Thursday, September 22, 2005
While some girls spend their early teenaged years taking riding lessons or thinking about boys, 14-year-old Eliza Gilkyson was singing on Disney television movies like The Secret of Romney Marsh and The Legend of Young Dick Turpin. Gilkyson, the daughter of pop folksinger Terry Gilkyson (who wrote the classic Disney song “The Bare Necessities”) recalls realizing the power of performing music during a small concert by her father when she was just 4 years old.
“I just recognized there was a
magical relationship between performers and the audience,” she says by phone from a tour stop in Manhattan. “I remember thinking at 4 that this is where it’s at.”
Later, while singing with her dad for Disney, Gilkyson picked up some skills that would become important later in life. (Eliza is not the only sibling in the Gilkyson family to benefit from a music-filled upbringing: her brother Tony was the guitarist for the legendary Los Angeles punk rock band X.)
“Working with my dad got me comfortable in the studio at an early age,” she says of her early exposure to the music industry. “Later, that would become useful.”
Before the release of her first CD, 1979’s Love From the Heart, Gilkyson says, there were a few times when she questioned pursuing a career as a songwriter despite the fact that playing music seemed to run in her family. Eventually, despite some hardships, Gilkyson discovered that striking out as a songwriter was something that she had been born to do.
“I realized I was better at barely
surviving at music than anything else,” she says.
Following a resolute decision to pursue a music career, Gilkyson had another life-altering experience. Living in Zurich, Switzerland, she had collaborated with composer Andreas Vollenweider in the mid-‘90s. Gilkyson says that moving back to the United States after that allowed her to take stock of her life and reinvent herself and her career.
Currently, the folk singer/songwriter’s rebirth finds her covering the same sort of ground as Steve Earle, a place where Gilkyson feels equally at ease focusing her considerable songwriting abilities on both the political and the personal. Her superb 2004 Grammy-nominated CD Land of Milk and Honey effortlessly transitions from the anti-Iraq War tune “Hiway 9” to “Dark Side of Town,” a portrait of a musician with a serious substance abuse problem. Another track titled “Ballad of Yvonne Johnson” tells the harrowing tale of an abused Native American woman in unflinching detail.
The release closes with a previously unrecorded Woody Guthrie tune titled “Peace Call,” which features vocal assistance from other great female singer/songwriters Mary Chapin Carpenter, Patty Griffin and Iris DeMent. Gilkyson says that Nora Guthrie, Woody’s daughter, found the song in an out-of-print songbook. At the time, Gilkyson was looking for a “good anti-war song” as the nation headed towards the Iraq War. She says she chose “Peace Call” because she felt it was “incredibly specific and timely.”
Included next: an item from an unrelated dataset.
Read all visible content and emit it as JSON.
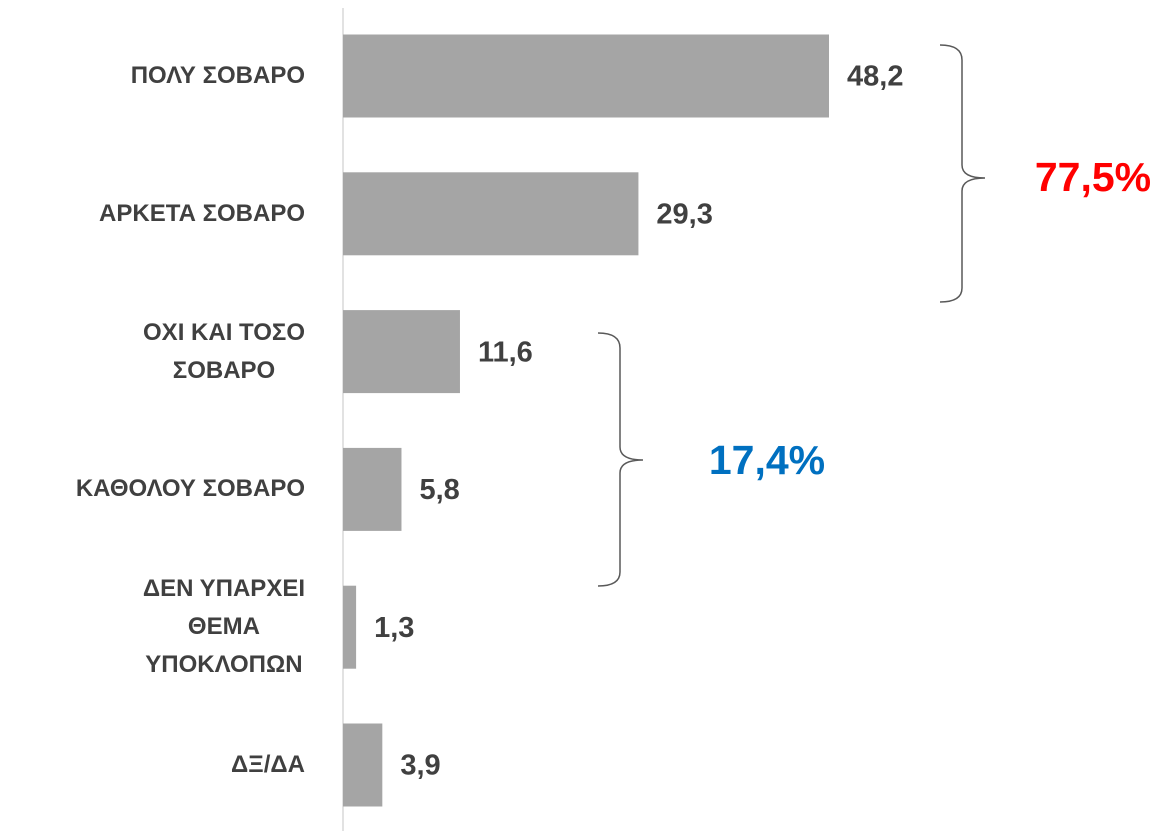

This past August, Gilkyson released her follow-up to Land of Milk and Honey, titled Paradise Hotel. Though the release will surely appeal to fans of left-leaning alt country, Gilkyson says the subject matter of the new material is a tad different than that of her past CD.
“I think Milk and Honey was a socio-political record,” she says, where Paradise Hotel “has a more personal view.”
One song that has been generating a lot of attention lately is “Requiem,” a somber piano ballad Gilkyson wrote after the tsunami devastated parts of Asia last winter. Its lyrics, such as: “Mother Mary full of grace awaken/ all our homes are gone/ our love ones taken,” inspired NPR to run a segment saying that the song could help survivors of Hurricane Katrina cope with the wreckage on the Gulf Coast.
Though there might be less political songs on Paradise Hotel than Land of Milk and Honey, Gilkyson still continues to strike blows against President Bush with songs like “Man of God,” a dark rocker drenched in haunting religious imagery.
Whatever the subject matter of her tunes, Gilkyson seems to still view creating music as a family affair. On her last few albums, brother Tony, sister Nancy and son Cisco Ryder all make musical appearances.